The RepublicanAmerican reports that:
Five-time presidential candidate and longtime consumer advocate Ralph Nader wants to open a community bookstore in his hometown.
But first, he wants to see whether there’s demand for it.
The bookstore at 414 Main St., where his parents, Nathra and Rose Nader, owned the Highland Arms restaurant from the 1920s to the 1970s, will open next week for a test run. Over the next six months, the store will open four days per week: from 3 to 6 p.m. on Wednesday, Thursday and Friday, and 10 a.m. to 4 p.m. on Saturday.
This Saturday at 11 a.m., Nader and community lawyer Charlene LaVoie are inviting the public to come to the store location to discuss the store’s prospects for community events.

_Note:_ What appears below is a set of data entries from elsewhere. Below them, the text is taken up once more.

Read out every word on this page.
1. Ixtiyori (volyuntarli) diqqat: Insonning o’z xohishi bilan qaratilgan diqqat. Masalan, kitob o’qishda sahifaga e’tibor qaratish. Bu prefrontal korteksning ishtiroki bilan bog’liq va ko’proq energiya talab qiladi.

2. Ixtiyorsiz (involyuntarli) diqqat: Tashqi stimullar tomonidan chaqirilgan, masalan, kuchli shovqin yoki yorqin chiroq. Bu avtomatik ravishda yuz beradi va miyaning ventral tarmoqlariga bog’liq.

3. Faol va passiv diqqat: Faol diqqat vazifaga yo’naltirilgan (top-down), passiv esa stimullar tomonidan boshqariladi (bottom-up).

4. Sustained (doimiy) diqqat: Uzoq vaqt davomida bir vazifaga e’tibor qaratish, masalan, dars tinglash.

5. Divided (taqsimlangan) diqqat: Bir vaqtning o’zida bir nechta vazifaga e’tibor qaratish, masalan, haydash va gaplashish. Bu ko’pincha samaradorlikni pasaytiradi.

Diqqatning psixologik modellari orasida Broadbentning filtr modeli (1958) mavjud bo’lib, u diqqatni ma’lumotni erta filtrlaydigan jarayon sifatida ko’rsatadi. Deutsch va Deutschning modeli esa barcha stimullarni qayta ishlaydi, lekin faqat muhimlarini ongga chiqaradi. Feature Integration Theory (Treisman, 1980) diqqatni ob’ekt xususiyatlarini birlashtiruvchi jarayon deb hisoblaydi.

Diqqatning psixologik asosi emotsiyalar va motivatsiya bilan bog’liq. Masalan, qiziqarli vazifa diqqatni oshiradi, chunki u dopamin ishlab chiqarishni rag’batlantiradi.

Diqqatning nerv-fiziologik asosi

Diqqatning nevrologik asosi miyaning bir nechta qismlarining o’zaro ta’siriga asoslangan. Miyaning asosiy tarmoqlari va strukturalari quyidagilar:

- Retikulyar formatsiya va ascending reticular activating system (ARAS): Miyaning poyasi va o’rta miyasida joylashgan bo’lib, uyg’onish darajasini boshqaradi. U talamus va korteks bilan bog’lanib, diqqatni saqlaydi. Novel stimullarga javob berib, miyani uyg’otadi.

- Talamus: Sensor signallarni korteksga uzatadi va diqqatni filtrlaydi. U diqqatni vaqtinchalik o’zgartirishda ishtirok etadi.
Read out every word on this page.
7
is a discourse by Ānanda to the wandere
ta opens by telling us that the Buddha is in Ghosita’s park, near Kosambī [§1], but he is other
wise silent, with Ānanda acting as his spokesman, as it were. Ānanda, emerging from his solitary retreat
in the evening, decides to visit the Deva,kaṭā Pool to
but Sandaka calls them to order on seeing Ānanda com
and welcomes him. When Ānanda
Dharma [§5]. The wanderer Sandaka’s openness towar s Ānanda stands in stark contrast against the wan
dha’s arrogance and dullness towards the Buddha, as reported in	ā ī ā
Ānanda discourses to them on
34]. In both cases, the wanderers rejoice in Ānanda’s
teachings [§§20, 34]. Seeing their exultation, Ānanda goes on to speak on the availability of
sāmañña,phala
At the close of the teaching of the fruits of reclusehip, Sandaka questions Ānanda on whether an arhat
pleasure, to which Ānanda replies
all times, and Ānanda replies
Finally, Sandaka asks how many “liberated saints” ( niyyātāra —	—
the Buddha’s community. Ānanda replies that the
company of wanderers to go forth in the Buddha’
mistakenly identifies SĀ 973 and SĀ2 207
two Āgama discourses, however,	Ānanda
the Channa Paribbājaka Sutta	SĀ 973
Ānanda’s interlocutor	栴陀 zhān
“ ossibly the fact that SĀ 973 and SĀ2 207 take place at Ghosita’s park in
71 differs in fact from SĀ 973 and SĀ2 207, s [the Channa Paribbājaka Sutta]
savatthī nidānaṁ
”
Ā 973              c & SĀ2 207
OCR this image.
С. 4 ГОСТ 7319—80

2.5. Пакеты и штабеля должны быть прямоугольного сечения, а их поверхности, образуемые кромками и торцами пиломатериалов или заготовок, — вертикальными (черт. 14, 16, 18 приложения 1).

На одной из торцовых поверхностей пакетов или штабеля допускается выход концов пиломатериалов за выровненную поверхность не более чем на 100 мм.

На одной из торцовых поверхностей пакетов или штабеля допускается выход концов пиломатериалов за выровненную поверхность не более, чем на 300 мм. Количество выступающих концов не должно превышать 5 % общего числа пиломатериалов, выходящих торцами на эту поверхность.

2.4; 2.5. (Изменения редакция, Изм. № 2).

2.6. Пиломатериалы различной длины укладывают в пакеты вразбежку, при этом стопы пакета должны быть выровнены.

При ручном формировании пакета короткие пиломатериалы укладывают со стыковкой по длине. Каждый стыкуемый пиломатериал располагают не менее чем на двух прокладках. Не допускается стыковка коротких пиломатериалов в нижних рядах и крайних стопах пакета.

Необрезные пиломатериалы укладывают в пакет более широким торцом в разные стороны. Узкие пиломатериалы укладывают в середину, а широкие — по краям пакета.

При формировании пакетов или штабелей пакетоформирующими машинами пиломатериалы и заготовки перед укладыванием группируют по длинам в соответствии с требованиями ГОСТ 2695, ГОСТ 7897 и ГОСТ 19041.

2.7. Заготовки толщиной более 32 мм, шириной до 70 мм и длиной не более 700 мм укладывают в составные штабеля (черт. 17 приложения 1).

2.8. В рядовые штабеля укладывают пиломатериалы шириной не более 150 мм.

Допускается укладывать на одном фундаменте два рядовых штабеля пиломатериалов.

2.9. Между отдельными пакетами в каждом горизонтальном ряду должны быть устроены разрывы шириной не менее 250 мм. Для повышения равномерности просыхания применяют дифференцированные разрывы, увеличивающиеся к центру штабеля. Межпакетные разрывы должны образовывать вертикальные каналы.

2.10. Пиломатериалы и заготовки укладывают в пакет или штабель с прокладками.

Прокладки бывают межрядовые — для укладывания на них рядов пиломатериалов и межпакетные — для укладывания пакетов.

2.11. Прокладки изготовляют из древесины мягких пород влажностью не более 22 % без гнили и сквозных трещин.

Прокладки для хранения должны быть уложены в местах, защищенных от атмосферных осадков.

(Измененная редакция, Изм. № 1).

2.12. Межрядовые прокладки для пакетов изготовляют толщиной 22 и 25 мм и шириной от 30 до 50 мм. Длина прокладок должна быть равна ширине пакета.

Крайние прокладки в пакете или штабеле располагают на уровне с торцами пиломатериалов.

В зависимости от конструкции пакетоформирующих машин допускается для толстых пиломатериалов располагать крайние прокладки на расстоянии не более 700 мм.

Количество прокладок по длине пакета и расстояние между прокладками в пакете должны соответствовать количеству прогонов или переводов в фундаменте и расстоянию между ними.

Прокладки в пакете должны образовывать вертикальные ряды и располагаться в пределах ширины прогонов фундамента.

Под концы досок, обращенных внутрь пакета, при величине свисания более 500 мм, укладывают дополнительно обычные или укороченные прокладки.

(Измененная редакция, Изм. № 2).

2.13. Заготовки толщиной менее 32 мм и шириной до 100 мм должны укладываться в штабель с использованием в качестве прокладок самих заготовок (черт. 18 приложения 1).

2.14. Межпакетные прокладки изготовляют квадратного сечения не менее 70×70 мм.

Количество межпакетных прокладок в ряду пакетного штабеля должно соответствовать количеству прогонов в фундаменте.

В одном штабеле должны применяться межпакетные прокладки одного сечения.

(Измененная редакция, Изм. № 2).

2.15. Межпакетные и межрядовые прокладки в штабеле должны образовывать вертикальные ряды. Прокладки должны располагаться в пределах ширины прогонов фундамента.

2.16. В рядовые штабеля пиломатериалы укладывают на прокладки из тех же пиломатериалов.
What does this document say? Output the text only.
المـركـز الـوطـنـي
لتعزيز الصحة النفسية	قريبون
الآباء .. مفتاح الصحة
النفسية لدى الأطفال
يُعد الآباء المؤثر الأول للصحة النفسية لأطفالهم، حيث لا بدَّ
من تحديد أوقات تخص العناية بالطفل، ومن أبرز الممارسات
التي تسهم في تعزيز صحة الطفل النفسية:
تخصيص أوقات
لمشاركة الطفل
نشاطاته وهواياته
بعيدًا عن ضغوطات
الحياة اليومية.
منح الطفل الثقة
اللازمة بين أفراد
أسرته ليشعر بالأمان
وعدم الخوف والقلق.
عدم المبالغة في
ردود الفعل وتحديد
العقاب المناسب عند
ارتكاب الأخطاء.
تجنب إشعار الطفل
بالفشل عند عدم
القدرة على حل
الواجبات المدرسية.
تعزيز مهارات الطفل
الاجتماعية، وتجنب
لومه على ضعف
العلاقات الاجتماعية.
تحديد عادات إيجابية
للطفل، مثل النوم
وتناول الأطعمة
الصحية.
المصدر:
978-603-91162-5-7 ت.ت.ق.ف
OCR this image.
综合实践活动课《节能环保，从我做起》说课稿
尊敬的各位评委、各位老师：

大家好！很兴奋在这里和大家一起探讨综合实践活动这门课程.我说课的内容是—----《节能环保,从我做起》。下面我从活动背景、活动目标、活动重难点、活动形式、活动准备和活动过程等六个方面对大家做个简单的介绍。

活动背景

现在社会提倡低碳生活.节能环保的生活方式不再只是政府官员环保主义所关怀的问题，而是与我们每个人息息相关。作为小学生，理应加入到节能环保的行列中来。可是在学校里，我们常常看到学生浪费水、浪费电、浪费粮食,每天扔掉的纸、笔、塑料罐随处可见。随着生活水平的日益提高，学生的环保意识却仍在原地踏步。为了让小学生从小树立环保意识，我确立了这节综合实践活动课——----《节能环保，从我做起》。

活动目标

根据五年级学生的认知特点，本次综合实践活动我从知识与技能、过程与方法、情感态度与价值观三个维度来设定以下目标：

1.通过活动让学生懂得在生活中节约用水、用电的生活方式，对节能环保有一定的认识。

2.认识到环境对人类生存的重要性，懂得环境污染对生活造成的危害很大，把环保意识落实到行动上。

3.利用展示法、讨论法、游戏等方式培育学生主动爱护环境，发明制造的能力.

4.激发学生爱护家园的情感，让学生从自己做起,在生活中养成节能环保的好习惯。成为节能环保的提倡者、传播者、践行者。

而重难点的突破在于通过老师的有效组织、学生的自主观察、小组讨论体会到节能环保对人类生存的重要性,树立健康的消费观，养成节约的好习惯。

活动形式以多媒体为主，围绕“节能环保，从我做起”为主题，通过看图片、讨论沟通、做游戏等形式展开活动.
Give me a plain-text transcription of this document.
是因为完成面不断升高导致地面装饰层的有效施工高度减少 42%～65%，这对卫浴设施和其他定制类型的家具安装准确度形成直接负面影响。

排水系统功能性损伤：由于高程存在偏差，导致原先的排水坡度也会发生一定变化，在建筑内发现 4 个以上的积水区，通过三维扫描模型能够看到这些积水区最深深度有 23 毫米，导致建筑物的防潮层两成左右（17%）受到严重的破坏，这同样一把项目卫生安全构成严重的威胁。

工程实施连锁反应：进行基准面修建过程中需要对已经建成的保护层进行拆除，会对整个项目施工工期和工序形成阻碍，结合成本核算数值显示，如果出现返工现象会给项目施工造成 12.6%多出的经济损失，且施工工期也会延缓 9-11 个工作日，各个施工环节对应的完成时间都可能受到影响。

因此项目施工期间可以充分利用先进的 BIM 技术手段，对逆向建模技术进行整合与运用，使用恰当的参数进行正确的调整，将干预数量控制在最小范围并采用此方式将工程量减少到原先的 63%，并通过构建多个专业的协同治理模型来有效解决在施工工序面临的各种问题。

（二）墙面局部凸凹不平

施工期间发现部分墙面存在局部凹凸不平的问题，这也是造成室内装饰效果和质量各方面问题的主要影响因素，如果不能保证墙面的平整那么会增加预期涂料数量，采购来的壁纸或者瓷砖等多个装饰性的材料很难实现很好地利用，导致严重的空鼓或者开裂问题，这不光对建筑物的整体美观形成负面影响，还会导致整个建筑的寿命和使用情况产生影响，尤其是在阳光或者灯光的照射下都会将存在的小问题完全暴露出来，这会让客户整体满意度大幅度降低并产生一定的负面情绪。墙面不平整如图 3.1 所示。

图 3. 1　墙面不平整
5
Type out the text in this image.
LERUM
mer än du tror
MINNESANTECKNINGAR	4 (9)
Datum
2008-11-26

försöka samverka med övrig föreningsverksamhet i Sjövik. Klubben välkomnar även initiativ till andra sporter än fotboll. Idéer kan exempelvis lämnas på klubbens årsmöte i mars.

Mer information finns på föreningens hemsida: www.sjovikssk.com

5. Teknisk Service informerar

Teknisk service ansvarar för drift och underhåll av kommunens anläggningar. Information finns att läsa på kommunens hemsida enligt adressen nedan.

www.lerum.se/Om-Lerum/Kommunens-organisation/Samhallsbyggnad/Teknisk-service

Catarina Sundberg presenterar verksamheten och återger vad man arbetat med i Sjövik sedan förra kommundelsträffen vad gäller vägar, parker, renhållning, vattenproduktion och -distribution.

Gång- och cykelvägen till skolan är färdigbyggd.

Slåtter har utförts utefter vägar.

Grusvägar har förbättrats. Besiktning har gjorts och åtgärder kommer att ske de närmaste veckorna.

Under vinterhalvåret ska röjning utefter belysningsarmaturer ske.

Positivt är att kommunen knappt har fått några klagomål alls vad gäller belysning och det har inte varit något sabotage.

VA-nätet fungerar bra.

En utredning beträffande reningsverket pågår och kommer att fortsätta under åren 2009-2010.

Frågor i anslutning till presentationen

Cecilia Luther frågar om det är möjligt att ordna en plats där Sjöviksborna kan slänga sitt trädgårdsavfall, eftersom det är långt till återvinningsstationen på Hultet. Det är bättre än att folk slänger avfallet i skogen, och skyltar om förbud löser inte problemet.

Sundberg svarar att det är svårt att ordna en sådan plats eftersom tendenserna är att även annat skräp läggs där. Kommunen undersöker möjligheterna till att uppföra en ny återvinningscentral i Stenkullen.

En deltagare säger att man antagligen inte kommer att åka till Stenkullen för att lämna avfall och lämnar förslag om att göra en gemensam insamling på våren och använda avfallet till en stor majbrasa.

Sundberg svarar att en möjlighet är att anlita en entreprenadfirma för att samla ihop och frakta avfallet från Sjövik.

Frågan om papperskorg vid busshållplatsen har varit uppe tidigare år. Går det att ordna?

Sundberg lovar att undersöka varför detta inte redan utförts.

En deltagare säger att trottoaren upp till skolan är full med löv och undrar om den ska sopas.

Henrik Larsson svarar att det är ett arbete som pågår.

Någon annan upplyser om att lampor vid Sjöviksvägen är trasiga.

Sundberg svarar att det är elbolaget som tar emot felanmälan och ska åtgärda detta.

He said there are about 65,000 people living in the region from New Hartford to Salisbury and the Torrington area that could be served by the bookstore.
According to the RA, Nader regards opening this bookstore as a serious endeavor. Nader plans to host book signings, lectures and forums for people “interested in civic engagement,” as well as discussions about “how we solve problems at the national, state and local levels.”
“This is not an entertainment bookstore,” Nader told the paper. “It’s a bookstore for serious citizens, concerned citizens, curious citizens.” The store will sell some novels and children’s books, “but it’s not going to be a full-service bookstore like a Barnes and Noble.”
Since when is B&N a full-service bookstore?
And with such limited hours, how could Nader possibly expect the market to demonstrate a demand for the store?